German–American modernist architect

Peter Roesch (August 30, 1929 – September 24, 2018) was a German–American modernist architect and educator active in the Chicago area. A student of Ludwig Mies van der Rohe at the Illinois Institute of Technology (IIT), Roesch designed several commercial and institutional buildings and taught architecture for many years, primarily in Chicago. He has been discussed in local and scholarly literature on Chicago modernism.

==Early life and education==
Roesch was born in Leipzig, Germany, on August 30, 1929. He studied architecture in Hamburg before coming to the United States as a Fulbright scholar and enrolling at the Illinois Institute of Technology, where he studied under Ludwig Mies van der Rohe and completed a master's thesis in 1956 titled A Non‑Denominational Church.

==Career==
After graduating, Roesch worked briefly for firms in Chicago (including a period at Skidmore, Owings & Merrill) and later practiced under Hammond & Roesch and in his own atelier. He taught architecture at IIT and the University of Illinois at Chicago (UIC) and was an active member of the Chicago architectural community.

==Selected works==
- Villa Park Bank (1964; later BMO Harris Bank), Villa Park, Illinois — a single‑story modernist suburban bank with floor-to-ceiling glass walls and exposed steel trusses. The branch has been discussed in architectural commentary as an example of Miesian influence in suburban commercial architecture; structural decisions responded to poor soils at the site and invoked an elevated, bridge‑like support system.
- Episcopal Diocese of Chicago Building (65 E. Huron Street, Chicago; 1969) — an office building for the Episcopal Diocese that local coverage described as a restrained modernist intervention in context.

==Teaching==
Roesch taught architecture for many years, and his papers and photographic slides (including documentation related to S. R. Crown Hall) are held in the Paul V. Galvin Library at IIT.

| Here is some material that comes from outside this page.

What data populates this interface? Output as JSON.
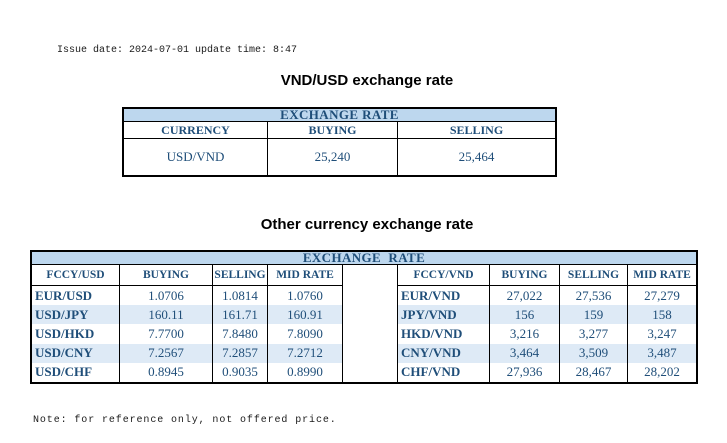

==Personal life and death==
Roesch was married to Vibeke “Biba” Roesch for 54 years. He died in his Chicago apartment on September 24, 2018, aged 89.

==Legacy==
Roesch has been described in the Chicago press and architectural circles as one of the architects who transmitted Miesian modernist principles into post‑war Chicago and suburban commercial architecture. His Villa Park bank remains a cited example of modernism applied to suburban banking architecture, and institutional archival holdings preserve his academic and teaching materials.